Teradata (TDC) Q4 2025 earnings review
Stabilization Achieved, But Growth Remains Elusive
Teradata closed FY25 with a beat on top and bottom lines, marking a pivotal stabilization point. Q4 Revenue flipped to positive growth (+3% reported) for the first time in the fiscal year, driven by a re-acceleration in Cloud ARR (+15%) and disciplined cost management. However, the victory lap is premature. FY26 guidance forecasts revenue to slide back into negative territory (-2% to flat), indicating that the legacy churn and consulting headwinds continue to offset cloud momentum. The 'Agentic AI' narrative is strong, but financially, this remains a low-growth transition story.
🐂 Bull Case
After a dip to 11% growth in Q3, Public Cloud ARR re-accelerated to 15% reported (+13% CC) in Q4, reaching $701M. This suggests the sales execution issues noted in mid-FY25 are being resolved.
Despite revenue headwinds, profitability is robust. FY25 Free Cash Flow of $285M exceeded the high end of guidance. FY26 guidance points to further acceleration ($310-$330M), fueling continued buybacks.
🐻 Bear Case
Consulting revenue fell 19% in FY25 and 4% in Q4. While the mix is shifting to recurring, the decay in legacy segments prevents the total top line from showing meaningful expansion.
Guidance for FY26 implies total revenue will likely shrink again (-2% to flat). A 'growth' company trading on AI multiples cannot justify a shrinking top line indefinitely.
⚖️ Verdict: ⚪
Neutral. The Q4 execution was solid, and the re-acceleration in Cloud ARR is a relief. However, the FY26 guidance of negative-to-flat revenue dampens the 'turnaround' narrative. Teradata is a profitable cash cow, but not yet a growth stock.
Key Themes
Cloud ARR Momentum
Accelerating. Public Cloud ARR grew 15% reported to $701M, bouncing back from Q3's 11% deceleration. This segment now comprises 46% of Total ARR. The stability here is critical; if Cloud ARR growth had stayed near 10%, the bull case would have collapsed.
The 'Agentic AI' Pivot
Management is going all-in on 'Agentic AI' as the next workload driver, claiming their platform is ideal for complex, autonomous queries. While buzzwords are plentiful ('Autonomous AI', 'Knowledge platform'), the tangible financial impact is yet to be fully broken out. It serves as the primary narrative shield against being viewed as a legacy data warehouse.
Consulting Services Contraction
Decelerating. Consulting services revenue dropped 19% in FY25 (from $248M to $201M) and continues to bleed (-4% in Q4). While margin accretive to exit low-margin service work, this headwind masks the underlying software growth.
Margin Expansion & Discipline
Stable/Improving. Non-GAAP Operating Margin hit 22.8% in Q4, up significantly from 17.6% a year ago. Management has effectively managed the transition, cutting costs to maintain earnings power despite revenue volatility. FY25 Non-GAAP EPS of $2.58 grew 7% YoY despite a 5% revenue drop.
Other KPIs
Accelerating. Growth ticked up to 3% reported (1% CC) from near-zero in previous quarters. This is the leading indicator that the business has stabilized, though low-single-digit growth is hardly explosive.
Stable. Consistent delivery ($148M in prior year). The conversion from Non-GAAP Net Income ($71M) to Operating Cash Flow ($160M) remains very healthy, driven by upfront billings and collections.
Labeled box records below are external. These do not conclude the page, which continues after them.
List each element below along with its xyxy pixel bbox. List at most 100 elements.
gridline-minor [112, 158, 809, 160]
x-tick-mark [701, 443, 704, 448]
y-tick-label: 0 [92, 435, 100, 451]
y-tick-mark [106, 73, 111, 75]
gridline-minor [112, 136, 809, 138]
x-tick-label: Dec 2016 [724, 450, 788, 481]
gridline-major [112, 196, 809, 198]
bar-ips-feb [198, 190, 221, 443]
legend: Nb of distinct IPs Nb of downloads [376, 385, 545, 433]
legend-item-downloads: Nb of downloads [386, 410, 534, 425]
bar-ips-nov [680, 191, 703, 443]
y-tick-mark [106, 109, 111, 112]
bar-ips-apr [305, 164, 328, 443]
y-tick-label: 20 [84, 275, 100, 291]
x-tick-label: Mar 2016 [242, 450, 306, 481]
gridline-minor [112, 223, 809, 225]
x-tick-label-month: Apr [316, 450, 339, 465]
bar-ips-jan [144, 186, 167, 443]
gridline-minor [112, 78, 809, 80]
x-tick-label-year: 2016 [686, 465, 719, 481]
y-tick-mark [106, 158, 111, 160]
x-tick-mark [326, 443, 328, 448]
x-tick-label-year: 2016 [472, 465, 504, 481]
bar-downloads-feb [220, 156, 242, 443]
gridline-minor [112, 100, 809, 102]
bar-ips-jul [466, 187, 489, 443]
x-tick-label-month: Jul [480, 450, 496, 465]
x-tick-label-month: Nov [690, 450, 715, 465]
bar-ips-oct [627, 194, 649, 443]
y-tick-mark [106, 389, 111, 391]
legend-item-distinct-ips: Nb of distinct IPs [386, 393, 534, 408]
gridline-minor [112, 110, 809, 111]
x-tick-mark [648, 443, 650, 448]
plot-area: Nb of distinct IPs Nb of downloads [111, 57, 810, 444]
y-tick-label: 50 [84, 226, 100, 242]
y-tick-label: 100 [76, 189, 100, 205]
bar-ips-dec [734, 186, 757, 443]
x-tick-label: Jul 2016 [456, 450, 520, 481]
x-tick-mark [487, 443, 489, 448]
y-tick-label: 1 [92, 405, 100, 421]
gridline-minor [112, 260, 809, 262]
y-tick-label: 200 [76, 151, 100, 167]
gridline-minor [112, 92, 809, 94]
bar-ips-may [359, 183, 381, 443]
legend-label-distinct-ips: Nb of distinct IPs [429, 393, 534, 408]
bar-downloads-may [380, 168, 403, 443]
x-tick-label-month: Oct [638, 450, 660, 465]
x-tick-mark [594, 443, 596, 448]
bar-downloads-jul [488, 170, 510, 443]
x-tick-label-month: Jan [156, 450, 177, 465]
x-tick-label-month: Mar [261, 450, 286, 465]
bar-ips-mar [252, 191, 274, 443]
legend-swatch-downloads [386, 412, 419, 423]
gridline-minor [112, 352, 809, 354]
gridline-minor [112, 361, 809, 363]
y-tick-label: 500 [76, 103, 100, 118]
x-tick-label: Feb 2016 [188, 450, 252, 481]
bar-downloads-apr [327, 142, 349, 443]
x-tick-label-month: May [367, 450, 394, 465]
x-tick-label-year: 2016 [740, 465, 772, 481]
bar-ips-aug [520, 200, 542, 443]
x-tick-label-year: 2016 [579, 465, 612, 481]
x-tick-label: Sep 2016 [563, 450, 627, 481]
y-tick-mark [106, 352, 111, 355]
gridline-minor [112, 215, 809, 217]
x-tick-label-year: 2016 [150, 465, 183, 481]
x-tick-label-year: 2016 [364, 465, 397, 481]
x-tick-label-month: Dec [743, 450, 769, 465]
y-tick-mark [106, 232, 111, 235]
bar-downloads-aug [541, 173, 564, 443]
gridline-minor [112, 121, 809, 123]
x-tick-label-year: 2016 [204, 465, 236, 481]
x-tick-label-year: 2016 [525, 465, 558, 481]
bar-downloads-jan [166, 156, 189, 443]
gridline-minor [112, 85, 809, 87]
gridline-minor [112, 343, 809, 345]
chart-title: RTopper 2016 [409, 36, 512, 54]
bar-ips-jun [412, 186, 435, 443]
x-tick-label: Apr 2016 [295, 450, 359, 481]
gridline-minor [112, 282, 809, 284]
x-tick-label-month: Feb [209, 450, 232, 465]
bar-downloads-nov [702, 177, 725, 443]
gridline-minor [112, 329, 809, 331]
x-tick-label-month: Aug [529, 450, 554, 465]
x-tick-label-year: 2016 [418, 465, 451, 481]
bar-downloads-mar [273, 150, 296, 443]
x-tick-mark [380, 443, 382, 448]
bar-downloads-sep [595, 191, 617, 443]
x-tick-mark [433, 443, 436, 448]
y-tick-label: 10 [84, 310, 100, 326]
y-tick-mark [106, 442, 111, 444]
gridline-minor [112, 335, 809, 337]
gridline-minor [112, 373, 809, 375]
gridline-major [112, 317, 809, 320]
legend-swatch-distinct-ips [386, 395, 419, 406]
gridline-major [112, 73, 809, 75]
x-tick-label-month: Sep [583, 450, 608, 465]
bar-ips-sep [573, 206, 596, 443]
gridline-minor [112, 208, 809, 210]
Accelerating. Up 5% reported vs 2024Q4. This is the core health metric. As Consulting fades, this line item must sustain >5% growth to drive total company expansion.
Guidance
Stable/Weak. While an improvement over the -5% seen in FY25, guiding for another year of potential contraction contradicts the 'AI Growth' narrative. It implies legacy headwinds will persist for another 12 months.
Stable. The midpoint ($2.60) is effectively flat vs FY25 ($2.58). Without top-line growth, margin expansion is hitting a ceiling.
Accelerating. Reflects an ~11% increase at the midpoint vs FY25 ($285M). This is the bright spot, ensuring capital returns can continue.
Accelerating. A slight improvement over FY25's 3% growth. If they hit the high end (4%), it would signal a genuine turn in the business cycle.
Key Questions
Revenue vs. ARR Disconnect
Total ARR is guided to grow 2-4%, yet Revenue is guided to decline or stay flat. Precisely how much of this drag is Consulting vs. Perpetual runoff, and when does Revenue growth converge with ARR growth?
AI Monetization Timeline
You mention 'Agentic AI' resonating soundly. Are these pilots or production workloads? What percentage of the FY26 ARR growth guidance is specifically attributed to new AI consumption versus standard data warehousing?
Cloud NRR Stabilization
Cloud ARR re-accelerated, but we need color on Net Revenue Retention (NRR). Is the growth driven by new logos or existing customer expansion, and has the NRR stabilized above 110%?